I waited for Adam's face to crumble, for some sign of the devastation I would have felt had our positions been reversed. Instead, his expression remained impassive, almost bored, as though she'd informed him of a minor inconvenience rather than the death of his wife.
"You did what you could," he said flatly. Then, without even glancing toward the room where my body lay, he turned and walked down the hallway.
I followed him, floating alongside, screaming words he couldn't hear. "Adam! Look at me! Thirty-four years old and my heart just stopped! Don't you care? Don't you feel anything?"
But he continued walking, his shoulders straight, his steps measured and calm as he approached the nurses' station.
"I need to sign release forms," he told the nurse. "My wife just passed."
They gave him a clipboard of papers, and he signed them with the same efficient precision he used for business contracts. I hovered beside him, watching his hand move across the page, noticing how he didn't pause, didn't falter, didn't once brush away a tear that wasn't there.
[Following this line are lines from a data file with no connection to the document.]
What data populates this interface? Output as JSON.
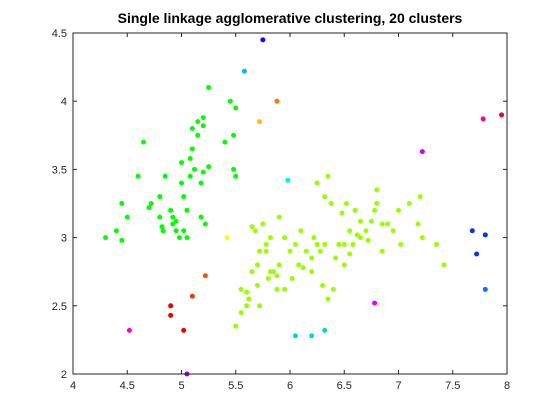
{
  "chart_data": {
    "type": "scatter",
    "title": "Single linkage agglomerative clustering, 20 clusters",
    "xlabel": "",
    "ylabel": "",
    "xlim": [
      4,
      8
    ],
    "ylim": [
      2,
      4.5
    ],
    "xticks": [
      4,
      4.5,
      5,
      5.5,
      6,
      6.5,
      7,
      7.5,
      8
    ],
    "yticks": [
      2,
      2.5,
      3,
      3.5,
      4,
      4.5
    ],
    "xtick_labels": [
      "4",
      "4.5",
      "5",
      "5.5",
      "6",
      "6.5",
      "7",
      "7.5",
      "8"
    ],
    "ytick_labels": [
      "2",
      "2.5",
      "3",
      "3.5",
      "4",
      "4.5"
    ],
    "grid": false,
    "box": true,
    "series": [
      {
        "color": "#00ff00",
        "points": [
          [
            4.3,
            3.0
          ],
          [
            4.4,
            3.05
          ],
          [
            4.45,
            2.98
          ],
          [
            4.45,
            3.25
          ],
          [
            4.5,
            3.15
          ],
          [
            4.6,
            3.45
          ],
          [
            4.65,
            3.7
          ],
          [
            4.7,
            3.22
          ],
          [
            4.72,
            3.25
          ],
          [
            4.8,
            3.15
          ],
          [
            4.8,
            3.3
          ],
          [
            4.82,
            3.08
          ],
          [
            4.83,
            3.05
          ],
          [
            4.85,
            3.45
          ],
          [
            4.9,
            3.2
          ],
          [
            4.92,
            3.15
          ],
          [
            4.92,
            3.1
          ],
          [
            4.95,
            3.12
          ],
          [
            4.95,
            3.05
          ],
          [
            4.98,
            3.0
          ],
          [
            5.0,
            3.55
          ],
          [
            5.0,
            3.4
          ],
          [
            5.02,
            3.05
          ],
          [
            5.02,
            3.3
          ],
          [
            5.05,
            3.2
          ],
          [
            5.05,
            3.0
          ],
          [
            5.08,
            3.45
          ],
          [
            5.08,
            3.58
          ],
          [
            5.1,
            3.65
          ],
          [
            5.1,
            3.8
          ],
          [
            5.12,
            3.5
          ],
          [
            5.15,
            3.75
          ],
          [
            5.15,
            3.85
          ],
          [
            5.18,
            3.4
          ],
          [
            5.18,
            3.15
          ],
          [
            5.2,
            3.48
          ],
          [
            5.2,
            3.82
          ],
          [
            5.2,
            3.88
          ],
          [
            5.22,
            3.1
          ],
          [
            5.25,
            3.52
          ],
          [
            5.25,
            4.1
          ],
          [
            5.4,
            3.7
          ],
          [
            5.45,
            4.0
          ],
          [
            5.48,
            3.75
          ],
          [
            5.48,
            3.5
          ],
          [
            5.5,
            3.45
          ],
          [
            5.5,
            3.95
          ]
        ]
      },
      {
        "color": "#99ff00",
        "points": [
          [
            5.5,
            2.35
          ],
          [
            5.55,
            2.45
          ],
          [
            5.55,
            2.62
          ],
          [
            5.6,
            2.5
          ],
          [
            5.6,
            2.6
          ],
          [
            5.62,
            2.55
          ],
          [
            5.65,
            2.75
          ],
          [
            5.65,
            3.08
          ],
          [
            5.68,
            3.05
          ],
          [
            5.7,
            2.8
          ],
          [
            5.7,
            2.65
          ],
          [
            5.72,
            2.5
          ],
          [
            5.72,
            2.9
          ],
          [
            5.75,
            3.1
          ],
          [
            5.78,
            2.95
          ],
          [
            5.78,
            2.9
          ],
          [
            5.8,
            2.7
          ],
          [
            5.82,
            2.75
          ],
          [
            5.82,
            3.0
          ],
          [
            5.85,
            2.75
          ],
          [
            5.88,
            2.72
          ],
          [
            5.88,
            2.62
          ],
          [
            5.9,
            3.15
          ],
          [
            5.9,
            2.8
          ],
          [
            5.95,
            2.62
          ],
          [
            5.95,
            3.0
          ],
          [
            6.0,
            2.9
          ],
          [
            6.02,
            2.7
          ],
          [
            6.05,
            2.95
          ],
          [
            6.08,
            2.8
          ],
          [
            6.1,
            3.05
          ],
          [
            6.12,
            2.78
          ],
          [
            6.15,
            2.9
          ],
          [
            6.2,
            2.85
          ],
          [
            6.2,
            2.75
          ],
          [
            6.22,
            3.0
          ],
          [
            6.25,
            2.95
          ],
          [
            6.25,
            3.4
          ],
          [
            6.28,
            2.9
          ],
          [
            6.3,
            2.65
          ],
          [
            6.32,
            2.95
          ],
          [
            6.32,
            3.3
          ],
          [
            6.35,
            2.55
          ],
          [
            6.35,
            3.45
          ],
          [
            6.38,
            3.25
          ],
          [
            6.4,
            2.62
          ],
          [
            6.42,
            2.85
          ],
          [
            6.45,
            2.95
          ],
          [
            6.48,
            3.18
          ],
          [
            6.5,
            2.8
          ],
          [
            6.5,
            2.95
          ],
          [
            6.52,
            3.25
          ],
          [
            6.55,
            2.88
          ],
          [
            6.55,
            3.05
          ],
          [
            6.58,
            2.95
          ],
          [
            6.6,
            3.2
          ],
          [
            6.62,
            3.02
          ],
          [
            6.65,
            3.0
          ],
          [
            6.65,
            3.12
          ],
          [
            6.7,
            3.05
          ],
          [
            6.72,
            2.98
          ],
          [
            6.75,
            3.12
          ],
          [
            6.78,
            3.2
          ],
          [
            6.8,
            3.25
          ],
          [
            6.8,
            3.35
          ],
          [
            6.85,
            3.1
          ],
          [
            6.85,
            2.9
          ],
          [
            6.9,
            3.1
          ],
          [
            6.95,
            3.05
          ],
          [
            7.0,
            3.2
          ],
          [
            7.02,
            2.95
          ],
          [
            7.1,
            3.25
          ],
          [
            7.18,
            3.1
          ],
          [
            7.2,
            3.3
          ],
          [
            7.22,
            3.0
          ],
          [
            7.35,
            2.95
          ],
          [
            7.42,
            2.8
          ]
        ]
      },
      {
        "color": "#ffff00",
        "points": [
          [
            5.42,
            3.0
          ]
        ]
      },
      {
        "color": "#ffbb00",
        "points": [
          [
            5.72,
            3.85
          ]
        ]
      },
      {
        "color": "#ff7700",
        "points": [
          [
            5.88,
            4.0
          ]
        ]
      },
      {
        "color": "#ee5500",
        "points": [
          [
            5.22,
            2.72
          ]
        ]
      },
      {
        "color": "#ff3300",
        "points": [
          [
            5.1,
            2.57
          ]
        ]
      },
      {
        "color": "#ee0000",
        "points": [
          [
            4.9,
            2.5
          ],
          [
            4.9,
            2.43
          ],
          [
            5.02,
            2.32
          ]
        ]
      },
      {
        "color": "#ff00cc",
        "points": [
          [
            4.52,
            2.32
          ]
        ]
      },
      {
        "color": "#dd00ff",
        "points": [
          [
            6.78,
            2.52
          ]
        ]
      },
      {
        "color": "#cc00ff",
        "points": [
          [
            7.22,
            3.63
          ]
        ]
      },
      {
        "color": "#ff0088",
        "points": [
          [
            7.78,
            3.87
          ]
        ]
      },
      {
        "color": "#ee0033",
        "points": [
          [
            7.95,
            3.9
          ]
        ]
      },
      {
        "color": "#0033ff",
        "points": [
          [
            7.68,
            3.05
          ],
          [
            7.72,
            2.88
          ],
          [
            7.8,
            3.02
          ]
        ]
      },
      {
        "color": "#0077ff",
        "points": [
          [
            7.8,
            2.62
          ]
        ]
      },
      {
        "color": "#2200ff",
        "points": [
          [
            5.75,
            4.45
          ]
        ]
      },
      {
        "color": "#00bbff",
        "points": [
          [
            5.58,
            4.22
          ]
        ]
      },
      {
        "color": "#00eeff",
        "points": [
          [
            5.98,
            3.42
          ]
        ]
      },
      {
        "color": "#00ddbb",
        "points": [
          [
            6.05,
            2.28
          ],
          [
            6.2,
            2.28
          ],
          [
            6.32,
            2.32
          ]
        ]
      },
      {
        "color": "#8800ff",
        "points": [
          [
            5.05,
            2.0
          ]
        ]
      }
    ]
  }
}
When he finished, a nurse led him back to the room where I lay. Someone had pulled a white sheet over my face. Adam stood at the foot of the bed, staring not at me but at the wall behind, as though the paint pattern was somehow more worthy of his attention than the woman he had shared a home with for five years.
"Would you like a moment alone with her?" the nurse asked gently.
"No," Adam said. "That won't be necessary."
And in that moment, floating above the sheet-covered shell that had once been me, I understood with perfect clarity what I had spent years denying: I had never been loved by this man. Not once. Not ever.
I was dead, yet somehow still here, trapped in a purgatory where I could only watch as the truth I had always feared was finally, brutally confirmed.